Robert Crumb

Und ich kenne auch den Robert Crumb, und er kennt mich.

In den 1960er-Jahren erkundete Robert Crumb die erotischen Obsessionen der Hippie-Ära. Heute lebt der legendäre Comic-Zeichner, achtzig Jahre alt, in einem Dorf in Südfrankreich – menschenscheu und ohne Internet. Doch sein Blick auf die Gegenwart und „diese ganze verdammte Existenz“ ist scharf.
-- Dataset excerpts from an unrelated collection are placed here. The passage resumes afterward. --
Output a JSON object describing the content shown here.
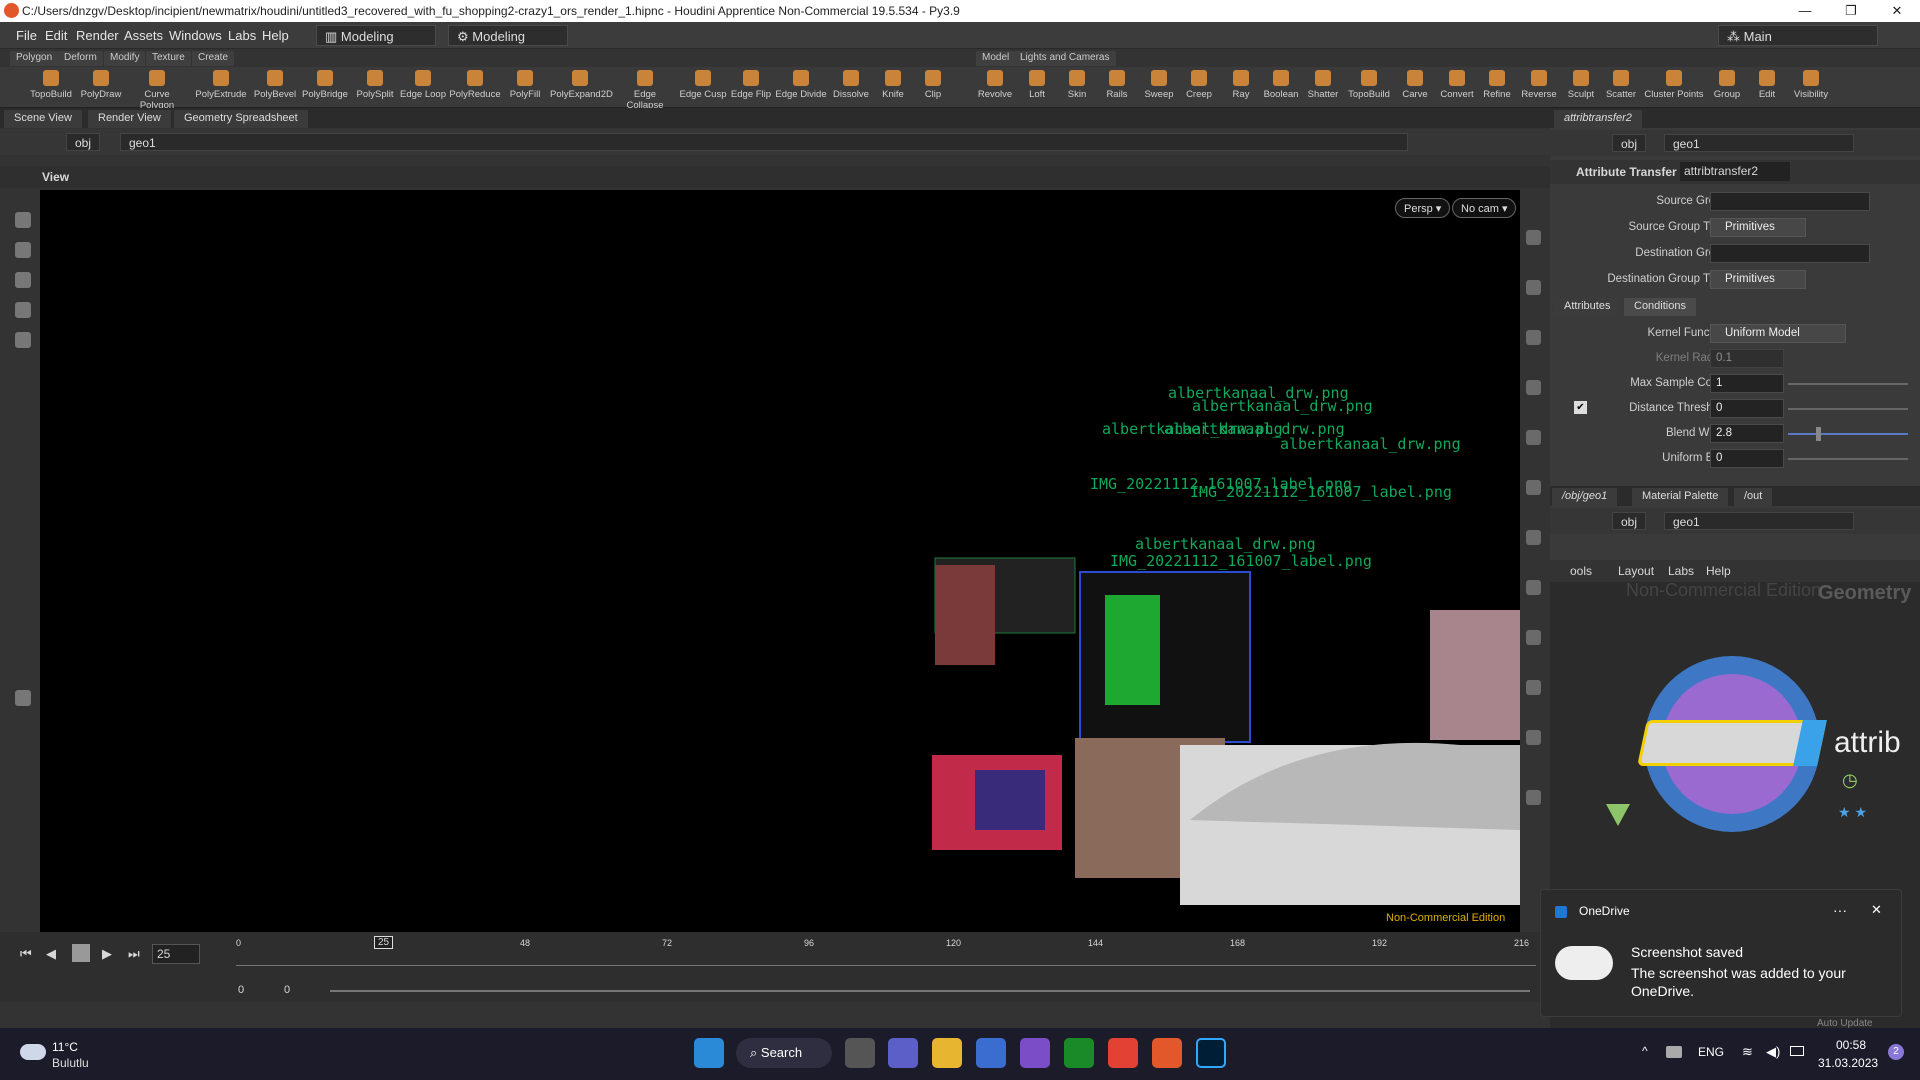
{
  "window": {
    "title": "C:/Users/dnzgv/Desktop/incipient/newmatrix/houdini/untitled3_recovered_with_fu_shopping2-crazy1_ors_render_1.hipnc - Houdini Apprentice Non-Commercial 19.5.534 - Py3.9",
    "minimize": "—",
    "maximize": "❐",
    "close": "✕"
  },
  "menu": {
    "items": [
      "File",
      "Edit",
      "Render",
      "Assets",
      "Windows",
      "Labs",
      "Help"
    ],
    "desktop": "Modeling",
    "desktop2": "Modeling",
    "main_desk": "Main"
  },
  "shelf_tabs_left": [
    "Polygon",
    "Deform",
    "Modify",
    "Texture",
    "Create"
  ],
  "shelf_tabs_right": [
    "Model",
    "Lights and Cameras"
  ],
  "shelf_tools_left": [
    "TopoBuild",
    "PolyDraw",
    "Curve Polygon",
    "PolyExtrude",
    "PolyBevel",
    "PolyBridge",
    "PolySplit",
    "Edge Loop",
    "PolyReduce",
    "PolyFill",
    "PolyExpand2D",
    "Edge Collapse",
    "Edge Cusp",
    "Edge Flip",
    "Edge Divide",
    "Dissolve",
    "Knife",
    "Clip"
  ],
  "shelf_tools_right": [
    "Revolve",
    "Loft",
    "Skin",
    "Rails",
    "Sweep",
    "Creep",
    "Ray",
    "Boolean",
    "Shatter",
    "TopoBuild",
    "Carve",
    "Convert",
    "Refine",
    "Reverse",
    "Sculpt",
    "Scatter",
    "Cluster Points",
    "Group",
    "Edit",
    "Visibility"
  ],
  "left_pane": {
    "tabs": [
      "Scene View",
      "Render View",
      "Geometry Spreadsheet"
    ],
    "path": [
      "obj",
      "geo1"
    ],
    "view_label": "View",
    "persp": "Persp ▾",
    "cam": "No cam ▾",
    "watermark": "Non-Commercial Edition",
    "overlays": [
      "albertkanaal_drw.png",
      "albertkanaal_drw.png",
      "albertkanaal_drw.png",
      "albertkanaal_drw.png",
      "albertkanaal_drw.png",
      "IMG_20221112_161007_label.png",
      "IMG_20221112_161007_label.png",
      "albertkanaal_drw.png",
      "IMG_20221112_161007_label.png"
    ]
  },
  "timeline": {
    "frame": "25",
    "current_marker": "25",
    "ticks": [
      "0",
      "48",
      "72",
      "96",
      "120",
      "144",
      "168",
      "192",
      "216"
    ],
    "range_start": "0",
    "range_end": "0"
  },
  "right_pane": {
    "tab": "attribtransfer2",
    "path": [
      "obj",
      "geo1"
    ],
    "node_type": "Attribute Transfer",
    "node_name": "attribtransfer2",
    "params_top": [
      {
        "label": "Source Group",
        "value": ""
      },
      {
        "label": "Source Group Type",
        "value": "Primitives"
      },
      {
        "label": "Destination Group",
        "value": ""
      },
      {
        "label": "Destination Group Type",
        "value": "Primitives"
      }
    ],
    "subtabs": [
      "Attributes",
      "Conditions"
    ],
    "params_cond": [
      {
        "label": "Kernel Function",
        "value": "Uniform Model"
      },
      {
        "label": "Kernel Radius",
        "value": "0.1"
      },
      {
        "label": "Max Sample Count",
        "value": "1"
      },
      {
        "label": "Distance Threshold",
        "value": "0"
      },
      {
        "label": "Blend Width",
        "value": "2.8"
      },
      {
        "label": "Uniform Bias",
        "value": "0"
      }
    ],
    "net_tabs": [
      "/obj/geo1",
      "Material Palette",
      "/out"
    ],
    "net_path": [
      "obj",
      "geo1"
    ],
    "net_menu": [
      "ools",
      "Layout",
      "Labs",
      "Help"
    ],
    "net_watermark": "Non-Commercial Edition",
    "net_context": "Geometry",
    "node_label": "attrib"
  },
  "toast": {
    "app": "OneDrive",
    "title": "Screenshot saved",
    "body": "The screenshot was added to your OneDrive.",
    "more": "···",
    "close": "✕",
    "behind": "Auto Update"
  },
  "taskbar": {
    "weather_temp": "11°C",
    "weather_desc": "Bulutlu",
    "search": "Search",
    "lang": "ENG",
    "time": "00:58",
    "date": "31.03.2023",
    "badge": "2"
  }
}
Die Landstraße schlängelt sich durch den sonnendurchfluteten Karst Südfrankreichs, aber die Stimme am Telefon klingt wie die eines grimmigen amerikanischen Farmers: „Yeah“, so Robert Crumbs knappe Antwort auf die Frage, wann und wo wir uns treffen, „rufen Sie einfach an, wenn Sie da sind!“

Im Rausch der Hippie-Jahre erfand Robert Crumb 1967 in San Francisco den Underground-Comic, doch seit den Neunzigerjahren lebt er zurückgezogen und menschenscheu in Sauve, einem idyllischen Dorf am Fuß der Cevennen. Vor seiner Eingangstür wachsen Blätter aus großen Töpfen, in den Fenstern hängen verblichene Comicplakate. Das Haus des Zeichners ist kein topsaniertes Landhaus aus dem Immobilienprospekt, sondern ein altes Stadthaus, das eine morbide Schönheit ausstrahlt.

„Komme!“ Jetzt hallt die mürrische Stimme aus den Tiefen des Gemäuers. Dann öffnet ein alter Mann mit Brille und verwehtem Haarschopf. Robert Crumb sieht so hager und schmächtig aus, wie er sich selbst schon als junger Künstler porträtierte: Das Jeanshemd und die Stoffhose hängen eher von seinem Körper herab, als dass er sie trüge, die dürren Beine enden in Sandalen.

Robert Crumb, „Porträt als mürrischer alter Mann“, Dezember 2022

Als Zeichner erschuf Crumb einen Kosmos extremer Körperlichkeit, bevölkert und beherrscht von psychedelischen Amazonen mit übermächtigen Waden, Hintern und Brüsten. Doch der Künstler selbst scheint fast keinen Körper zu besitzen, er wirkt wie ein durchgeistigter Asket. Nur die Augen blinzeln scharf und wach hinter den dicken Brillengläsern und zeigen die Arbeit eines unergründlichen Gehirns an.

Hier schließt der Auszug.